City seeks private company to redevelop Vicksburg’s riverfront
The Board of Mayor and Aldermen Monday took two steps toward redeveloping the city’s riverfront.
The board approved a resolution seeking a local and private, or special bill, from the Legislature to establish a lease purchase agreement to finance with a private company the redevelopment project, and an agreement with the Mississippi Transportation commission to receive $540,000 in federal transportation funds for improvements to Levee Street.
No contractor has been selected for the redevelopment project.
The city’s riverfront redevelopment committee has proposed an estimated $10.9 million project that includes piers for riverboats, benches, an amphitheater, park, pedestrian crossings at the Kansas City Southern Railroad tracks, and an elevated walkway from Washington Street to the water.

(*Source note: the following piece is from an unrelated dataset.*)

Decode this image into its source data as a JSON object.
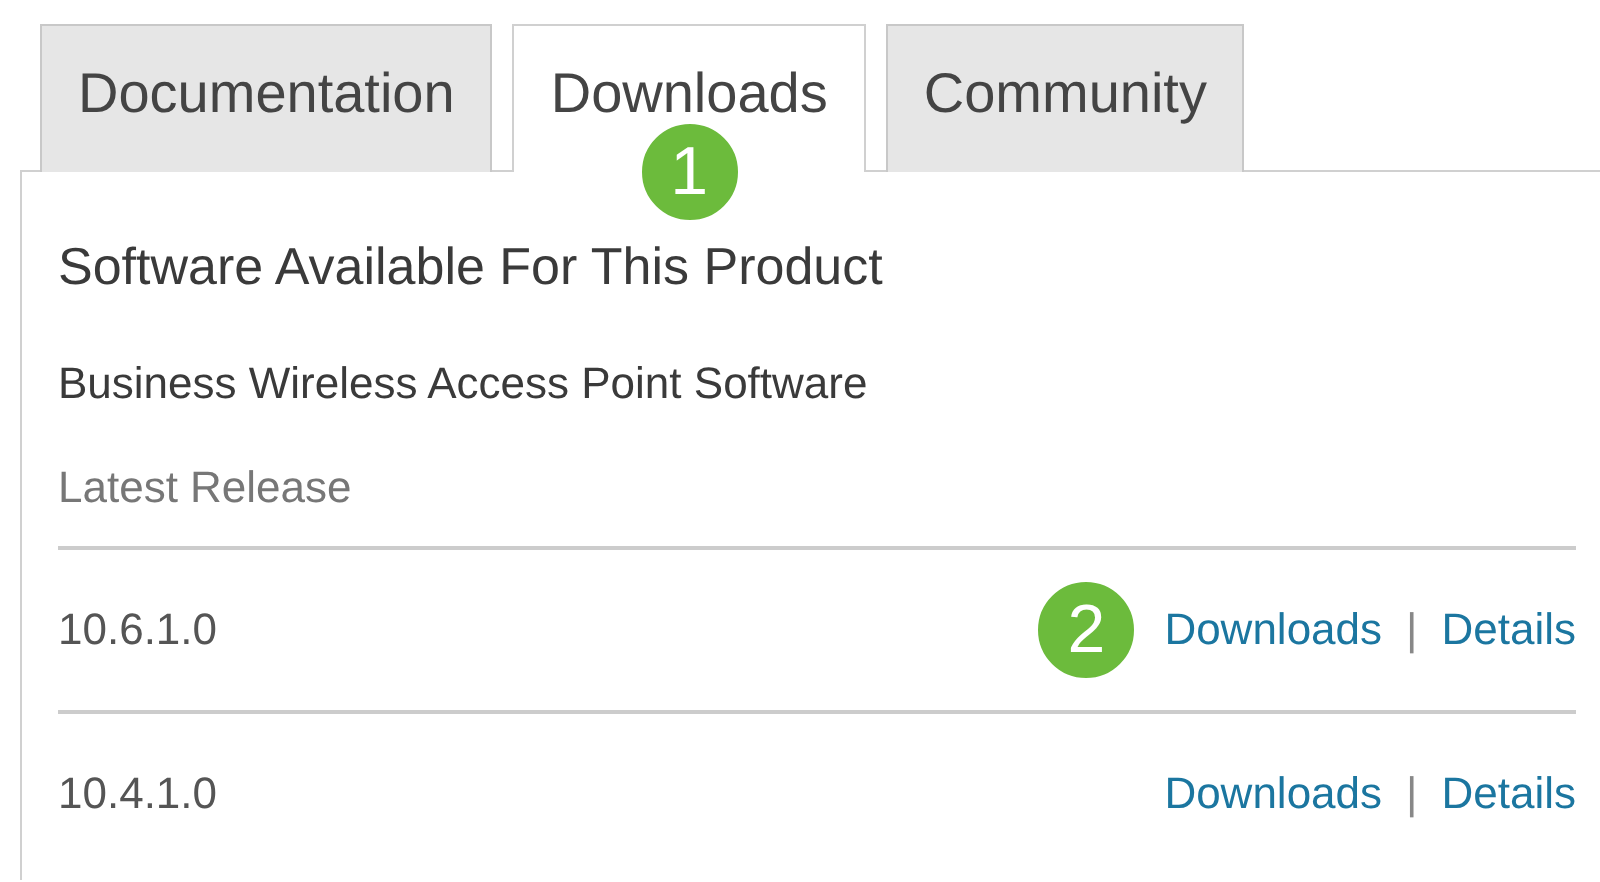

New Orleans architects Eskew-Dumez-Ripple, are the project designers. One major change under the plan is restricting or eliminating truck traffic along Levee Street, which is presently the major route for 18-wheel trucks moving from Interstate 20 and the Port of Vicksburg on Haining Road.
The resolution for the local and private bill would allow the city to “enter into lease agreements with any corporation, partnership, limited partnership, joint venture or individual under which the county or municipality may agree to lease a facility for use by the lessor for the purpose of waterfront area park improvements and related amenities for a primary term not to exceed twenty (20) years.”
Vicksburg has a similar agreement with The Sports Force for the Sports Force Parks on the Mississippi sports complex to pay off the project.
The transportation funds will go toward improving Levee Street’s sidewalks, develop parking for the depot museum in the Yazoo and Mississippi Valley Railroad Depot, and other improvements to Levee Street. The money will require a 20 percent match from the city. The project cost has not been determined.
The goal of the Levee Street project is to make the street more pedestrian-friendly for people, allowing them to walk to the Old Depot Museum, the riverfront and the Jesse Brent Lower Mississippi River Museum and Interpretive center.
In another matter, the board received qualifications from four companies to perform the engineering and design to relocate the Fairground Street Bridge to the multi-use park at Washington and Jackson streets.
Neel-Schaffer Engineers of Jackson, Southern Consultants Inc. of Jackson, the Pickering Firm of Flowood and Allen and Hoshall of Jackson were taken under advisement.
Mayor George Flaggs Jr. said Monday the relocation project has received approval from the Mississippi Department of Archives and History.